Она явно полагала, что сейчас находится именно в высшем обществе.
— Да, и поэтому тоже. — Вспомнив летний разговор с лордом Кесслером, Ник ответил Пенни так, как тогда не сообразил ответить ему: — Многие говорят, что он не умел писать о деньгах. Но он прекрасно знал, как действуют на людей деньги. Человек, у которого они есть, и мыслит, и чувствует иначе. — И он бросил через стол нежный взгляд на Тоби — тот, добрая душа, временами честно старался не думать как богатый, только ничего у него не выходило. — Он ненавидел вульгарность, — добавил Ник. — Но еще говорил, что назвать что-то вульгарным — значит не понять его истинного значения.

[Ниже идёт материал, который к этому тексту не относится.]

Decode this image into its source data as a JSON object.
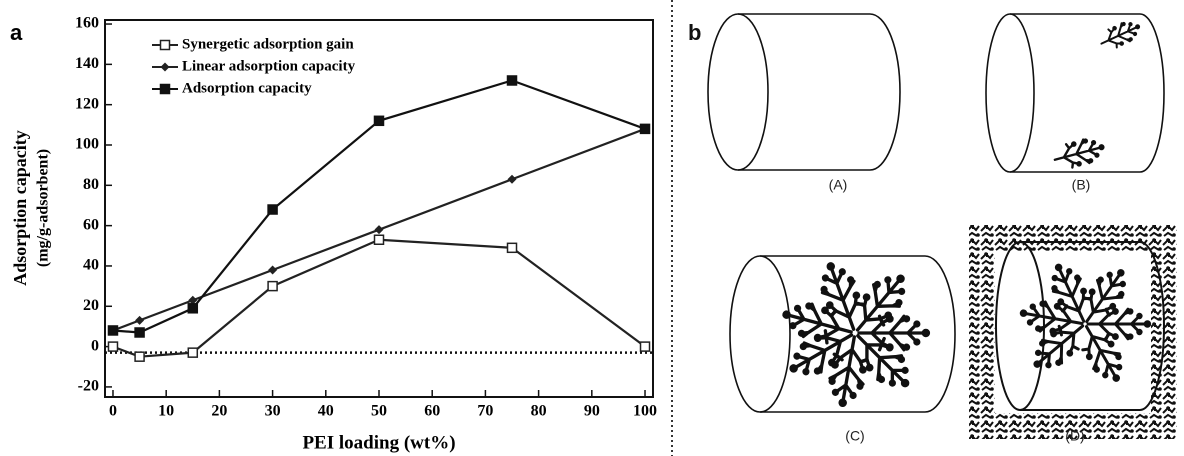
{
  "chart_data": {
    "type": "line",
    "panel_label": "a",
    "xlabel": "PEI loading (wt%)",
    "ylabel": [
      "Adsorption capacity",
      "(mg/g-adsorbent)"
    ],
    "x": [
      0,
      5,
      15,
      30,
      50,
      75,
      100
    ],
    "series": [
      {
        "name": "Synergetic adsorption gain",
        "color": "#222222",
        "marker": "open-square",
        "values": [
          0,
          -5,
          -3,
          30,
          53,
          49,
          0
        ]
      },
      {
        "name": "Linear adsorption capacity",
        "color": "#222222",
        "marker": "diamond",
        "values": [
          8,
          13,
          23,
          38,
          58,
          83,
          108
        ]
      },
      {
        "name": "Adsorption capacity",
        "color": "#111111",
        "marker": "square",
        "values": [
          8,
          7,
          19,
          68,
          112,
          132,
          108
        ]
      }
    ],
    "hline": -3,
    "xlim": [
      -1.5,
      101.5
    ],
    "xticks": [
      0,
      10,
      20,
      30,
      40,
      50,
      60,
      70,
      80,
      90,
      100
    ],
    "ylim": [
      -25,
      162
    ],
    "yticks": [
      -20,
      0,
      20,
      40,
      60,
      80,
      100,
      120,
      140,
      160
    ],
    "legend": "upper-left"
  },
  "diagram": {
    "panel_label": "b",
    "labels": [
      "(A)",
      "(B)",
      "(C)",
      "(D)"
    ]
  }
}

Пенни, казалось, над этим задумалась, но на самом деле она прислушивалась к тому, что вещал ей в другое ухо Бэджер. Судя по ее внезапному румянцу и смущенному хихиканью, тот к ней подъезжал — нахально, демонстративно, словно говоря Нику: «А ты, педик, и этого не можешь!»
Тоби слушал Грету Тиммс, украдкой косясь на Софи, которую допрашивал Морден Липскомб.

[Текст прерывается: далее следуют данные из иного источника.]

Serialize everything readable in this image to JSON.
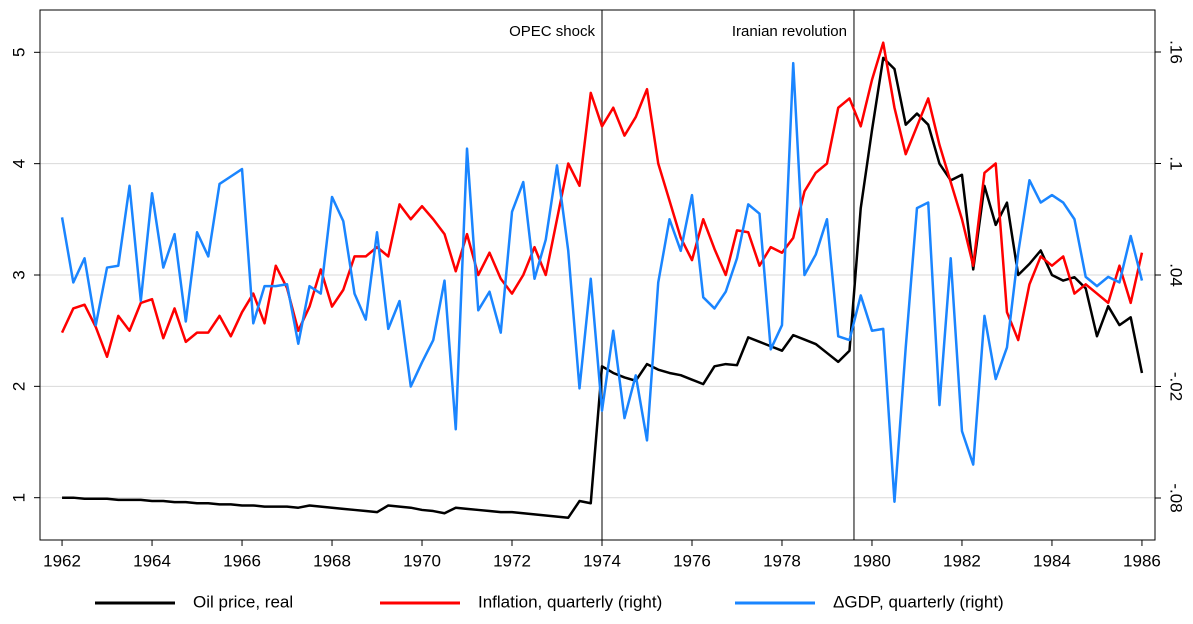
{
  "chart_data": {
    "type": "line",
    "x": [
      1962,
      1962.25,
      1962.5,
      1962.75,
      1963,
      1963.25,
      1963.5,
      1963.75,
      1964,
      1964.25,
      1964.5,
      1964.75,
      1965,
      1965.25,
      1965.5,
      1965.75,
      1966,
      1966.25,
      1966.5,
      1966.75,
      1967,
      1967.25,
      1967.5,
      1967.75,
      1968,
      1968.25,
      1968.5,
      1968.75,
      1969,
      1969.25,
      1969.5,
      1969.75,
      1970,
      1970.25,
      1970.5,
      1970.75,
      1971,
      1971.25,
      1971.5,
      1971.75,
      1972,
      1972.25,
      1972.5,
      1972.75,
      1973,
      1973.25,
      1973.5,
      1973.75,
      1974,
      1974.25,
      1974.5,
      1974.75,
      1975,
      1975.25,
      1975.5,
      1975.75,
      1976,
      1976.25,
      1976.5,
      1976.75,
      1977,
      1977.25,
      1977.5,
      1977.75,
      1978,
      1978.25,
      1978.5,
      1978.75,
      1979,
      1979.25,
      1979.5,
      1979.75,
      1980,
      1980.25,
      1980.5,
      1980.75,
      1981,
      1981.25,
      1981.5,
      1981.75,
      1982,
      1982.25,
      1982.5,
      1982.75,
      1983,
      1983.25,
      1983.5,
      1983.75,
      1984,
      1984.25,
      1984.5,
      1984.75,
      1985,
      1985.25,
      1985.5,
      1985.75,
      1986
    ],
    "series": [
      {
        "name": "Oil price, real",
        "color": "#000000",
        "values": [
          1.0,
          1.0,
          0.99,
          0.99,
          0.99,
          0.98,
          0.98,
          0.98,
          0.97,
          0.97,
          0.96,
          0.96,
          0.95,
          0.95,
          0.94,
          0.94,
          0.93,
          0.93,
          0.92,
          0.92,
          0.92,
          0.91,
          0.93,
          0.92,
          0.91,
          0.9,
          0.89,
          0.88,
          0.87,
          0.93,
          0.92,
          0.91,
          0.89,
          0.88,
          0.86,
          0.91,
          0.9,
          0.89,
          0.88,
          0.87,
          0.87,
          0.86,
          0.85,
          0.84,
          0.83,
          0.82,
          0.97,
          0.95,
          2.18,
          2.12,
          2.08,
          2.05,
          2.2,
          2.15,
          2.12,
          2.1,
          2.06,
          2.02,
          2.18,
          2.2,
          2.19,
          2.44,
          2.4,
          2.36,
          2.32,
          2.46,
          2.42,
          2.38,
          2.3,
          2.22,
          2.32,
          3.6,
          4.3,
          4.95,
          4.85,
          4.35,
          4.45,
          4.35,
          4.0,
          3.85,
          3.9,
          3.05,
          3.8,
          3.45,
          3.65,
          3.0,
          3.1,
          3.22,
          3.0,
          2.95,
          2.98,
          2.88,
          2.45,
          2.72,
          2.55,
          2.62,
          2.12
        ]
      },
      {
        "name": "Inflation, quarterly (right)",
        "color": "#ff0000",
        "axis": "y2",
        "values": [
          0.009,
          0.022,
          0.024,
          0.012,
          -0.004,
          0.018,
          0.01,
          0.025,
          0.027,
          0.006,
          0.022,
          0.004,
          0.009,
          0.009,
          0.018,
          0.007,
          0.02,
          0.03,
          0.014,
          0.045,
          0.033,
          0.01,
          0.023,
          0.043,
          0.023,
          0.032,
          0.05,
          0.05,
          0.055,
          0.05,
          0.078,
          0.07,
          0.077,
          0.07,
          0.062,
          0.042,
          0.062,
          0.04,
          0.052,
          0.038,
          0.03,
          0.04,
          0.055,
          0.04,
          0.07,
          0.1,
          0.088,
          0.138,
          0.12,
          0.13,
          0.115,
          0.125,
          0.14,
          0.1,
          0.08,
          0.06,
          0.048,
          0.07,
          0.054,
          0.04,
          0.064,
          0.063,
          0.045,
          0.055,
          0.052,
          0.06,
          0.085,
          0.095,
          0.1,
          0.13,
          0.135,
          0.12,
          0.145,
          0.165,
          0.13,
          0.105,
          0.12,
          0.135,
          0.11,
          0.09,
          0.07,
          0.045,
          0.095,
          0.1,
          0.02,
          0.005,
          0.035,
          0.05,
          0.045,
          0.05,
          0.03,
          0.035,
          0.03,
          0.025,
          0.045,
          0.025,
          0.052
        ]
      },
      {
        "name": "ΔGDP, quarterly (right)",
        "color": "#1a85ff",
        "axis": "y2",
        "values": [
          0.071,
          0.036,
          0.049,
          0.013,
          0.044,
          0.045,
          0.088,
          0.026,
          0.084,
          0.044,
          0.062,
          0.015,
          0.063,
          0.05,
          0.089,
          0.093,
          0.097,
          0.014,
          0.034,
          0.034,
          0.035,
          0.003,
          0.034,
          0.03,
          0.082,
          0.069,
          0.03,
          0.016,
          0.063,
          0.011,
          0.026,
          -0.02,
          -0.007,
          0.005,
          0.037,
          -0.043,
          0.108,
          0.021,
          0.031,
          0.009,
          0.074,
          0.09,
          0.038,
          0.059,
          0.099,
          0.053,
          -0.021,
          0.038,
          -0.033,
          0.01,
          -0.037,
          -0.014,
          -0.049,
          0.036,
          0.07,
          0.053,
          0.083,
          0.028,
          0.022,
          0.031,
          0.049,
          0.078,
          0.073,
          0.0,
          0.013,
          0.154,
          0.04,
          0.051,
          0.07,
          0.007,
          0.005,
          0.029,
          0.01,
          0.011,
          -0.082,
          0.001,
          0.076,
          0.079,
          -0.03,
          0.049,
          -0.044,
          -0.062,
          0.018,
          -0.016,
          0.001,
          0.052,
          0.091,
          0.079,
          0.083,
          0.079,
          0.07,
          0.039,
          0.034,
          0.039,
          0.036,
          0.061,
          0.037
        ]
      }
    ],
    "xlim": [
      1961.51,
      1986.29
    ],
    "xticks": [
      1962,
      1964,
      1966,
      1968,
      1970,
      1972,
      1974,
      1976,
      1978,
      1980,
      1982,
      1984,
      1986
    ],
    "ylim": [
      0.62,
      5.38
    ],
    "yticks": [
      1,
      2,
      3,
      4,
      5
    ],
    "y2lim": [
      -0.1026,
      0.1826
    ],
    "y2ticks": [
      {
        "value": -0.08,
        "label": "-.08"
      },
      {
        "value": -0.02,
        "label": "-.02"
      },
      {
        "value": 0.04,
        "label": ".04"
      },
      {
        "value": 0.1,
        "label": ".1"
      },
      {
        "value": 0.16,
        "label": ".16"
      }
    ],
    "annotations": [
      {
        "label": "OPEC shock",
        "x": 1974
      },
      {
        "label": "Iranian revolution",
        "x": 1979.6
      }
    ],
    "grid": true,
    "legend": "bottom"
  }
}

— Нет, — неохотно говорила она, — серьезная работа в кино у меня пока была только одна.
— А на сцене? — не отставал Липскомб.
Настойчивость в его тоне странным образом сочеталась с безразличием.
— Вот как раз сейчас репетирую роль. Это… Боюсь, это будет спектакль с направлением. Ну, знаете… это «Веер леди Уиндермир».
Дженни Грум начала спрашивать что-то про Кэтрин — правда ли, мол, что она сумасшедшая, — и Ник, отвлекшись на нее, только краем уха слышал, как Липскомб вытягивает из Софи правду: нет, она играет не саму леди Уиндермир, а…
— Ну, роль скорее второстепенная… Нет, много текста учить не пришлось… Нет-нет, это чудесная роль, но другая… Честно говоря, я опасаюсь, что режиссура все погубит…
В конце концов выяснилось, что играет Софи леди Агату, чье участие в действии, как известно, ограничивается двумя словами: «Да, мама». Нику даже жалко ее стало.
— Дорогая моя, — сказала Рэйчел, — как замечательно, мы все обязательно придем на первое представление!
Сказала почти искренне, как видно, в убеждении, что будущая свекровь и будущая невестка должны друг дружку поддерживать.
Леди Партридж, огорченная тем, что Липскомб больше не проявляет к ней интереса, вдруг начала рассказывать о том, как сломала себе шейку бедра.